Intelligent Liver Function Testing dominates standard care in diagnosing liver diseases
Intelligent Liver Function Testing (iLFT), an automated investigation algorithm for liver function tests (LFTs), is highly cost-effective, leading to higher rates of liver diagnoses and improvements in quality of care, according to a new study.
“It is clear that interventions that lead to early diagnosis and the opportunity to intervene and abate disease progression are needed,” said researchers. “ILFT delivers this opportunity in primary care to the general population at a minimal intervention cost, using existing infrastructure and utilising existing clinical pathways.”
The use of iLFT led to a significant 43-percent (95 percent CI, 27–59 percent; p<0.0002) increase in the rate of liver disease diagnoses. For example, the number of hepato-biliary diagnoses in the general practitioner (GP) records jumped from 16 percent before the intervention to 56 percent after. Majority of these additional diagnoses were from subgroups patients who had not been rechecked. [J Hepatol 2019;71:699-706]
The iLFT intervention also significantly increased the rates of GP visits both before (rate ratio [RR], 2.00, 1.37–2.91) and after (RR, 3.47, 1.63–7.36) diagnosis. Referrals to secondary care similarly increased (odds ratio [OR], 8.44, 1.99–35.73). Nonliver visits to the GP were reduced, though the difference was only of borderline significance.
ILFT had no significant effects on the number of nurse visits and blood requests.
For the economic analysis, researchers also found that the iLFT intervention was significantly superior to the control at detecting liver disease and at identifying healthy people.

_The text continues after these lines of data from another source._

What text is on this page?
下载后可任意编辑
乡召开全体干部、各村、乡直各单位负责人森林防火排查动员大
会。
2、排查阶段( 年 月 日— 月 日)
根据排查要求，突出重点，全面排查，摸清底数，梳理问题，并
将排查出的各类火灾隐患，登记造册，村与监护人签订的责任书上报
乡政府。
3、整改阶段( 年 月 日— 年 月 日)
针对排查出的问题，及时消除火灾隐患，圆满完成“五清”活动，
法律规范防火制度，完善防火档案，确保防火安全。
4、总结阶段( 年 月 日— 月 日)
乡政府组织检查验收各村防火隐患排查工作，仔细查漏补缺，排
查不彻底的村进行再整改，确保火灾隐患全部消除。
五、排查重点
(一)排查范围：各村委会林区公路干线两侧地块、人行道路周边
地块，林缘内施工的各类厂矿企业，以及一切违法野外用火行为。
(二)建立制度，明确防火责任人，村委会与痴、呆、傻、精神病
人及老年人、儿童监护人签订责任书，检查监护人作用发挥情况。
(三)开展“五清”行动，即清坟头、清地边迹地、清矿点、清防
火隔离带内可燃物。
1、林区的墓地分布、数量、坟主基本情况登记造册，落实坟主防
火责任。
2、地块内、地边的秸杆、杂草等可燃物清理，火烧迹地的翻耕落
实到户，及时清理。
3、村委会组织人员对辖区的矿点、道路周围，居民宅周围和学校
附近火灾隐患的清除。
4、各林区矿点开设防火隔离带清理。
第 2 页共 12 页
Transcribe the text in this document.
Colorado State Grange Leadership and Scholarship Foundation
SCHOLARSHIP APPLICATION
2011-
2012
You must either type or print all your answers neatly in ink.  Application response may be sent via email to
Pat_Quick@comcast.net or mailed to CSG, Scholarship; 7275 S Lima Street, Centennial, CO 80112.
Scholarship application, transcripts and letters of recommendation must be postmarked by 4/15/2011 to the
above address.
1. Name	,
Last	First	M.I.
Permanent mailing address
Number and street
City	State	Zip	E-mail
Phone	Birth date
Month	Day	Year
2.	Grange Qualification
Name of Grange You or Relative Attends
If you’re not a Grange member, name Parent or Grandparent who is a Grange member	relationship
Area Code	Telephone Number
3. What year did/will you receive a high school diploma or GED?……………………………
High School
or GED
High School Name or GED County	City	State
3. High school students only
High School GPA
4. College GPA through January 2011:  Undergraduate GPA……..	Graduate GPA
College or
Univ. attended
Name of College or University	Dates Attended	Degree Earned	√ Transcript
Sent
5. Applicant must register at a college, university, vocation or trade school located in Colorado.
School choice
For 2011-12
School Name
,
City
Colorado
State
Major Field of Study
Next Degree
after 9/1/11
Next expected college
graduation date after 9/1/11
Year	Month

This resulted in a 51-percent increase in the probability of delivering a correct diagnosis.
Within trials, iLFT came with an incremental cost per correct diagnosis of £284. However, lifetime models showed overall savings with iLTF of £3,216 per person, coupled with improved effectiveness. ILFT delivered a 0.021-unit increase in quality-adjusted life year.

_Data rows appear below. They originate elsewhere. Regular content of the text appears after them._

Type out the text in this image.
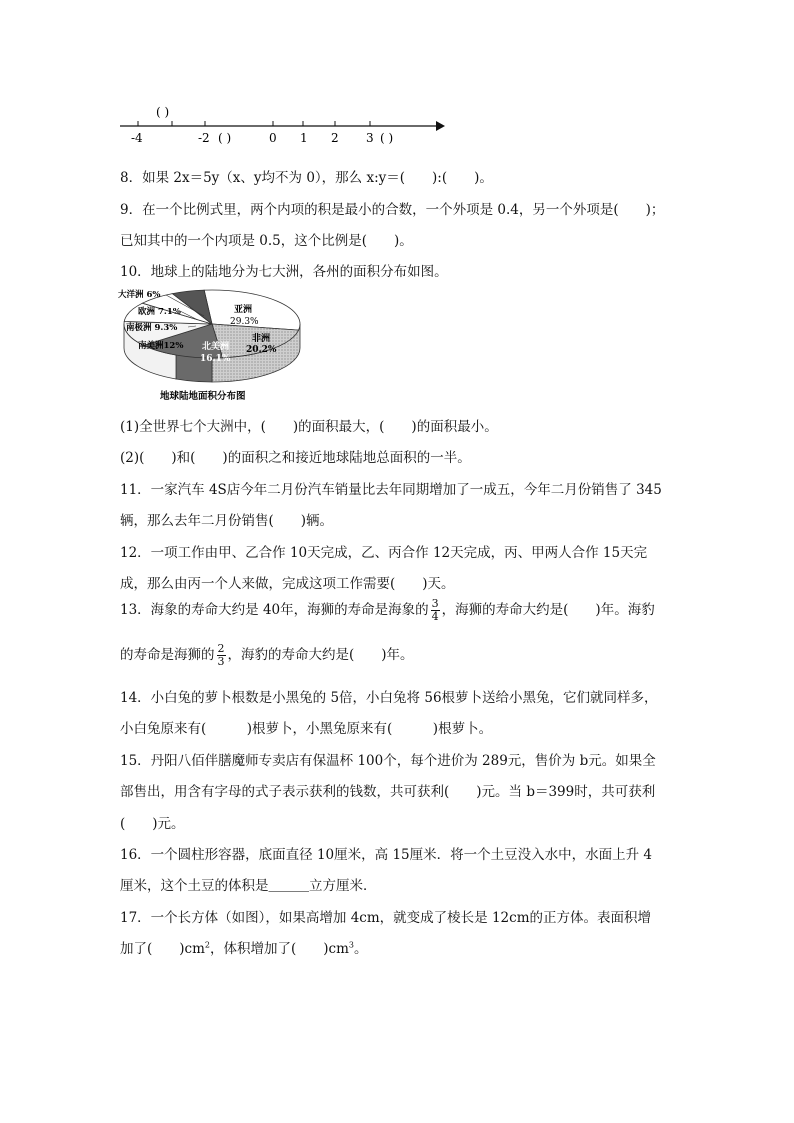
( )
-4	-2 ( )	0 1 2 3 ( )
8．如果 2x＝5y（x、y均不为 0），那么 x:y＝(　　):(　　)。
9．在一个比例式里，两个内项的积是最小的合数，一个外项是 0.4，另一个外项是(　　)；
已知其中的一个内项是 0.5，这个比例是(　　)。
10．地球上的陆地分为七大洲，各州的面积分布如图。
亚洲
29.3%
非洲
20.2%
北美洲
16.1%
大洋洲 6%
欧洲 7.1%
南极洲 9.3%
南美洲12%
地球陆地面积分布图
(1)全世界七个大洲中，(　　)的面积最大，(　　)的面积最小。
(2)(　　)和(　　)的面积之和接近地球陆地总面积的一半。
11．一家汽车 4S店今年二月份汽车销量比去年同期增加了一成五，今年二月份销售了 345
辆，那么去年二月份销售(　　)辆。
12．一项工作由甲、乙合作 10天完成，乙、丙合作 12天完成，丙、甲两人合作 15天完
成，那么由丙一个人来做，完成这项工作需要(　　)天。
13．海象的寿命大约是 40年，海狮的寿命是海象的 $\frac{3}{4}$ ，海狮的寿命大约是(　　)年。海豹
的寿命是海狮的 $\frac{2}{3}$ ，海豹的寿命大约是(　　)年。
14．小白兔的萝卜根数是小黑兔的 5倍，小白兔将 56根萝卜送给小黑兔，它们就同样多，
小白兔原来有(　　　)根萝卜，小黑兔原来有(　　　)根萝卜。
15．丹阳八佰伴膳魔师专卖店有保温杯 100个，每个进价为 289元，售价为 b元。如果全
部售出，用含有字母的式子表示获利的钱数，共可获利(　　)元。当 b＝399时，共可获利
(　　)元。
16．一个圆柱形容器，底面直径 10厘米，高 15厘米．将一个土豆没入水中，水面上升 4
厘米，这个土豆的体积是＿＿＿立方厘米．
17．一个长方体（如图），如果高增加 4cm，就变成了棱长是 12cm的正方体。表面积增
加了(　　)$cm^2$，体积增加了(　　)$cm^3$。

“ILFT remains the dominant strategy across a wide range of willingness to pay thresholds, and at the UK threshold of £30,000 per QALY iLFT has a 100-percent probability of being cost-effective,” the researchers pointed out.
Physician feedback also supported the use of iLFT. Of 21 GPs who were surveyed, majority were positive about the intervention and wanted continued access. They found that it was easy to use and that it reduced their work load, despite the algorithm not always delivering concordant diagnoses. Overall, iLFT supported the GPs in reaching a diagnosis in 67 percent of the cases. Of these, a further 13 suggestions were discarded.

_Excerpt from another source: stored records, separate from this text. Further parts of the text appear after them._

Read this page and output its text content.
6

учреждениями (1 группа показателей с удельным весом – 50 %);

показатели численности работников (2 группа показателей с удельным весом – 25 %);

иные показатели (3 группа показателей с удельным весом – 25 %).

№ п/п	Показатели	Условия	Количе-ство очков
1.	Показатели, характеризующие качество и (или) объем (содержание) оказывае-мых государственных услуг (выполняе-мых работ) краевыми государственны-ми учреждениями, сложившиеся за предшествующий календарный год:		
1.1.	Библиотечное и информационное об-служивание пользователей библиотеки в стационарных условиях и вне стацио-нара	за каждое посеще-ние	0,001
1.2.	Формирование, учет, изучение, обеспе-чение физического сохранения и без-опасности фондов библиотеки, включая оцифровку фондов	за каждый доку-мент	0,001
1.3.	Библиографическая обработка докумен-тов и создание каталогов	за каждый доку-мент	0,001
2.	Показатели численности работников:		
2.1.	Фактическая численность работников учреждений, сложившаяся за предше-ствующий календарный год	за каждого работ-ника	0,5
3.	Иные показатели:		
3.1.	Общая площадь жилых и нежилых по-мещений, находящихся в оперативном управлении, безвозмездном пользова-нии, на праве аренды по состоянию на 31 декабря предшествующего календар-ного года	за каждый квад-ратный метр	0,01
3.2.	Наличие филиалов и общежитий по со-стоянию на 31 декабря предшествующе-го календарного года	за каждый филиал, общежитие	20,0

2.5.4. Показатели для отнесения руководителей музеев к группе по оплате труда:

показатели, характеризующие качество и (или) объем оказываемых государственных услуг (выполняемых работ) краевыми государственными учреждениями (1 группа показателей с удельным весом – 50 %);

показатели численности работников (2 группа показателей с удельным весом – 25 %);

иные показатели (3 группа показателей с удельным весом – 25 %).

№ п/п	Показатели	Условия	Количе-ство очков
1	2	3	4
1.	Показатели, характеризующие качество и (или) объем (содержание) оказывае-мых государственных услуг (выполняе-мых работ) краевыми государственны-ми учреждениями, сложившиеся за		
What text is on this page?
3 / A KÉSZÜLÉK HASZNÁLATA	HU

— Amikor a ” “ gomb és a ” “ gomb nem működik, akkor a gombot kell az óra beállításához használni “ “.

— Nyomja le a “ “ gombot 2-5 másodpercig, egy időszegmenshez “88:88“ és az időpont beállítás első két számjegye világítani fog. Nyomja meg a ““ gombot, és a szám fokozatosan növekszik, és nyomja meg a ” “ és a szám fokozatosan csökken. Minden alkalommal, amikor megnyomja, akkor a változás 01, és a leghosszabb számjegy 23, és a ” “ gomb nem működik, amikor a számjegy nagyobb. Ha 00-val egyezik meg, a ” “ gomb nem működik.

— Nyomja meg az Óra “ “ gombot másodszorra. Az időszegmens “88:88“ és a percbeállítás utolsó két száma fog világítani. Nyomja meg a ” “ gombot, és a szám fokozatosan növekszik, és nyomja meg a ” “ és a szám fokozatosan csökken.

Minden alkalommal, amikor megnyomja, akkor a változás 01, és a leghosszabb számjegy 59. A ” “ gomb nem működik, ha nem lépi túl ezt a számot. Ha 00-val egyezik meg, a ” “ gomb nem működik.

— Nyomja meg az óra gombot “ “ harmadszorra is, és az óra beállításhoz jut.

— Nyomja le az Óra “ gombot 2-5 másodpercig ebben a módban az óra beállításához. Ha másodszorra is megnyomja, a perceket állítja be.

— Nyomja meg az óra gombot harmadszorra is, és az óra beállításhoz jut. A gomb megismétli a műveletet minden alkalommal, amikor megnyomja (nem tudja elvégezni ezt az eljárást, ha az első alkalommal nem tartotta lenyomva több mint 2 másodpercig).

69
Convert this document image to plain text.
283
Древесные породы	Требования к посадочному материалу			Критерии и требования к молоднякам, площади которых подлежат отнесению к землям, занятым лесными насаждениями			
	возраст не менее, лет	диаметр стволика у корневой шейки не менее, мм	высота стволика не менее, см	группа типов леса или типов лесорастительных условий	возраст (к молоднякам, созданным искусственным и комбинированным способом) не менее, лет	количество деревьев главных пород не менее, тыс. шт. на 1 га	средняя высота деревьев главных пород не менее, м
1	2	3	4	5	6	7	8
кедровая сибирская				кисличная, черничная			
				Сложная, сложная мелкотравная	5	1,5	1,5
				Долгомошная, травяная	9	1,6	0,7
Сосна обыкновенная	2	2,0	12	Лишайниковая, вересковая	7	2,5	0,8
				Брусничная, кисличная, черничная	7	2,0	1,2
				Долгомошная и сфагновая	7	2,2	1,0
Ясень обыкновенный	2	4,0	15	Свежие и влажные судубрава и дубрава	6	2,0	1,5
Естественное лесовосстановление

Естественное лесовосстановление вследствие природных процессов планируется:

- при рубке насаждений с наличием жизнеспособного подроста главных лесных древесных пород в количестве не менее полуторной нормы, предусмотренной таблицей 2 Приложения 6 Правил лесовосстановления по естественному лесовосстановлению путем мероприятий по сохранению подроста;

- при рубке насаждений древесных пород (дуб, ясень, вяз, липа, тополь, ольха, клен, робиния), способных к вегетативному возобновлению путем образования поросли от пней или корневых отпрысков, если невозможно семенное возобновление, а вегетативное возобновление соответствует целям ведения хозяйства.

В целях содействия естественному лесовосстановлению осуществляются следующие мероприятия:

“Liver disease is increasing in incidence in contrast to many other conditions, predominantly driven by nonalcoholic fatty liver disease,” said researchers. “It disproportionately affects people under 65 years, leading to substantially increased morbidity and mortality.”
“The iLFT algorithm reduces future burdens of liver disease by allowing earlier interventions, guided by fibrosis scores which highlight those most at risk of future liver disease,” they continued. “This results in a dominant strategy, lifetime cost savings to the NHS and overall improvement in quality adjusted life year gains, due to this earlier detection.”
It’s worth noting, however, that the iLFT is costlier compared with the current clinical approaches, the researchers added. However, it is highly cost-effective such that the long-term savings that can be generated far outweigh its short-term, steep upfront costs.
“The iLFT system works, it increases liver diagnosis, is cost-effective and is clearly more effective at diagnosing liver disease than the standard of care,” the researchers said.